For the first time, he may have real competition. According to recent news reports, Canadian aerospace organization NordSpace has submitted a proposal to the Town of St. Lawrence on the Burin Peninsula of Newfoundland and Labrador to build what’s it’s calling Spaceport Canada. If it gets the greenlight from municipal officials, the public and regulators, it said it’ll be ready to launch 16-metre commercial rockets later this year.
Is Matier worried?
“We wish Nordspace success as they advance their venture,” he said measuredly. “The global space economy is experiencing significant growth… As with any rapidly expanding market, increased competition is a natural outcome.”
For MLS, Leaf Space is a start. So is Reaction Dynamics. Said Elzein: “Steve and I are trying not just to build our respective companies, but the whole ecosystem. We’re the only G7 country that doesn’t have launch capabilities. There are going to be 2,000 jobs created by launching Canadian satellites. We can invent those jobs here in Canada.”

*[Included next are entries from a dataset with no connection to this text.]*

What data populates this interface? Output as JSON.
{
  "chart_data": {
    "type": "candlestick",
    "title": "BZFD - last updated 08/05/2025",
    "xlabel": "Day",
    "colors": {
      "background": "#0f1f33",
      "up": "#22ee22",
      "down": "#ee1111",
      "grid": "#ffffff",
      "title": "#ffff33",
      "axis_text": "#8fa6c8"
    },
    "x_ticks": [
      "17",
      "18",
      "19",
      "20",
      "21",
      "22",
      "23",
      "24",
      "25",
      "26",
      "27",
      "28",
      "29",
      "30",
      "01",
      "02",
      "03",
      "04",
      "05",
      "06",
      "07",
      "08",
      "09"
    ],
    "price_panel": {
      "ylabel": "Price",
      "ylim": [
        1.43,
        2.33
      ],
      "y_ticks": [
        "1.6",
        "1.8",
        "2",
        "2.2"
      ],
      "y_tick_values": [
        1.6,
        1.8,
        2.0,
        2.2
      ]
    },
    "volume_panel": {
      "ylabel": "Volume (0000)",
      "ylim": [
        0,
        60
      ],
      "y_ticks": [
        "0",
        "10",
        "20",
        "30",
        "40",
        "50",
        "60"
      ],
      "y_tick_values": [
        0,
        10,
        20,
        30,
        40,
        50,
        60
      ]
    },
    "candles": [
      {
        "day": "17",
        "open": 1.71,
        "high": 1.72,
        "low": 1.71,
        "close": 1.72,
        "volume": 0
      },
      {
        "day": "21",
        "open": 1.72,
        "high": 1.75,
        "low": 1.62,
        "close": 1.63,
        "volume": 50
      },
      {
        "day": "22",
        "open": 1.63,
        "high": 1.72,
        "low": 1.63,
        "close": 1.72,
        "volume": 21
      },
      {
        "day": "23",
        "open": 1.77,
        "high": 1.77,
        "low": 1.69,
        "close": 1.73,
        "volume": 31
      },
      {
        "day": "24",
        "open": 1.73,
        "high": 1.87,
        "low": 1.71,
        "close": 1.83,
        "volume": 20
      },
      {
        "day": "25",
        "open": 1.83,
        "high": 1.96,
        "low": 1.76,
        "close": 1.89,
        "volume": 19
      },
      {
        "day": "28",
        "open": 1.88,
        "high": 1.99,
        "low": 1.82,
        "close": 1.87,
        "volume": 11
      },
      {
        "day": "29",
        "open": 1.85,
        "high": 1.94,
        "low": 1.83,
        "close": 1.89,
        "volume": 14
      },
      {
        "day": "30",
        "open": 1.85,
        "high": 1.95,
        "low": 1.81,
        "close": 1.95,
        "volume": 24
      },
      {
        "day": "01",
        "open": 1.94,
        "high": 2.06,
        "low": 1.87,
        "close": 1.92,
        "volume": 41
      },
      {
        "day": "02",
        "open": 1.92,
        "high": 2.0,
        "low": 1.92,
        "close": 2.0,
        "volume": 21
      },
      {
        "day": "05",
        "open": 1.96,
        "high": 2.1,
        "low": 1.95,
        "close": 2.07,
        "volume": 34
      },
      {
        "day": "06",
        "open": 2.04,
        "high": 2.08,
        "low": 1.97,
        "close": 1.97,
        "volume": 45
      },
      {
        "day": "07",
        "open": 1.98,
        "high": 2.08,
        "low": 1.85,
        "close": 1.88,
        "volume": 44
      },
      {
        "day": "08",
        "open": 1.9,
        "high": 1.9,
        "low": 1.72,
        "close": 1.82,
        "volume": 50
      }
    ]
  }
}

For Matier, the entire journey has been, in many ways, an act of invention. “I’ve been in this industry for three-and-a-half decades…The spaceport of the future is not Kennedy Space Center with launch control centers with massive screens and dozens of people… The spaceport of the future is much more compact, much more responsive to the needs of the launcher itself. There was a launch vehicle several years ago that launched out of Alaska, and its launch control was done from a laptop from a Starbucks in California.”
What’s so strange, then, about one on a strip of scrubland at the continent’s edge where, some day soon, it won’t just be coyotes yipping and yowling at a rocket’s red glare?
Editor’s Note: Alec Bruce also covers MLS for the weekly Guysborough Journal as its Local Journalism Initiative Reporter.